У другого края площадки начиналась длинная железная лестница, которая вела на самое дно преисподней. Эта вторая лестница была так горяча, что носовой платок, которым я завернул руку, оказался совершенно бесполезен. Мне пришлось держаться согнутыми локтями за перила, чтобы не упасть вниз. Чем глубже я спускался, тем гуще, горячее, жирнее, угарнее, нестерпимее становился воздух. Неужели это был ад, в который я попал после своей смерти? Но в аду живут черти, здесь же они не могли бы жить. Это было немыслимо.

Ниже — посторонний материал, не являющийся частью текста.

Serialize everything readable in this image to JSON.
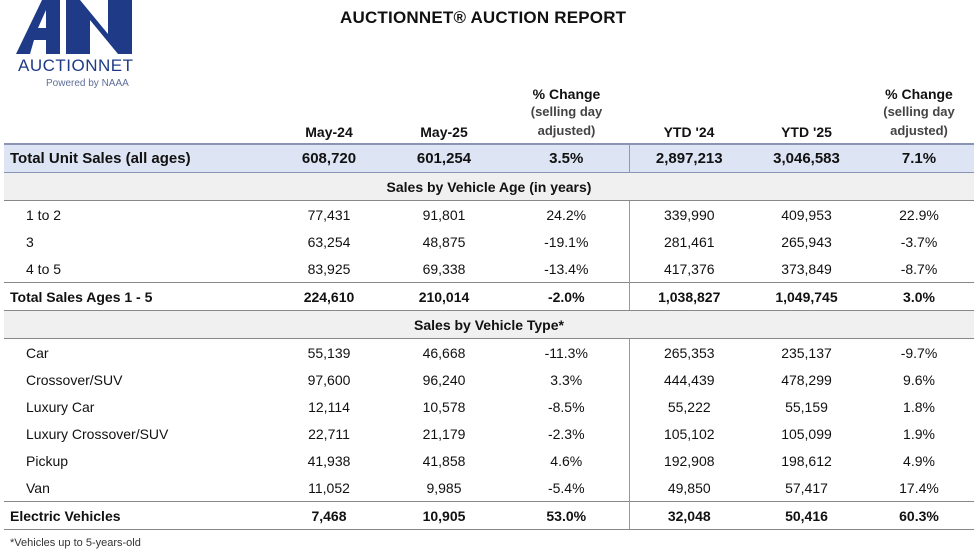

И все же здесь стоял человек, нагой, покрытый испариной, кочегар нашей вахты. Люди тоже не могли здесь жить. Но они должны были. Они были мертвецы, вычеркнутые из жизни. Безродные. Беспаспортные. Бездомные. Они должны были, хотя бы и не могли. Черти не могли бы здесь жить потому, что им все же предоставлен какой-то остаток культуры, так говорит, по крайней мере, Гете. Но люди должны были не только жить здесь, но и работать, работать так нечеловечески тяжело, что забывали все. Забыв давно о самих себе, они забывали под конец даже о том, что работать здесь невозможно.

Часто, когда я был еще жив и среди живых, мне казалось непонятным, как возможно рабство, как возможна военная служба, как это люди, здоровые, разумные люди, безропотно позволяют гнать себя на пушки и на картечь и не предпочитают самоубийство рабству, военной службе, каторге и кнуту. С тех пор как я среди мертвых, с тех пор как сам я только мертвец, с тех пор как я плаваю на корабле смерти, эта тайна открылась мне, открылась, как и всякая тайна, лишь после смерти. Никогда падение не может быть так низко, чтобы исключить возможность более глубокого падения. Ни одно страдание не может быть так сильно, чтобы исключить возможность более сильного страдания. Вот тот человеческий закон, благодаря которому дух, поднимающий человека над животным, ставит его в некотором отношении много ниже животного. Я гонял караваны верблюдов, ослов и мулов. Я видел дюжины животных, которые ложились, если были перегружены хотя бы на килограмм, или считали, что с ними обращаются недостаточно хорошо, и безмолвно позволили бы скорей засечь себя до смерти, – и это я видел, – чем встать, понести на себе непосильный груз или выносить дальше дурное обращение. Я видел ослов, которых жестоко истязали их хозяева; эти ослы переставали принимать пищу и умирали. Даже маис не мог поколебать их решение. Но человек? Царь творения? Он любит быть рабом, он гордится быть солдатом и умереть под картечью, он торжествует, когда его бьют и пытают. Почему? Потому, что он может думать. Потому, что он выдумывает себе надежду. Потому, что надеется на лучшее. Это его проклятье, а не благословение. Жалость к рабам? Жалость к солдатам и к инвалидам? Ненависть к тиранам? Нет! Нет! Нет!

Если бы я прыгнул за борт, мне не пришлось бы прозябать сейчас в этом аду, какого не вынесли бы даже и черти. Но я не прыгнул и не имею права жаловаться или осуждать других. Дай бедняку умереть с голоду, если уважаешь в нем человека. Я не в праве жаловаться на свою печальную судьбу. Почему я не прыгнул? Почему я не прыгаю теперь? Почему я позволяю истязать и пытать себя? Потому, что я надеюсь вернуться к жизни. Потому, что я надеюсь снова увидеть Новый Орлеан. Потому, что я надеюсь и лучше переплыву самый ад, чем брошу в него мою горячо лелеемую единственную надежду.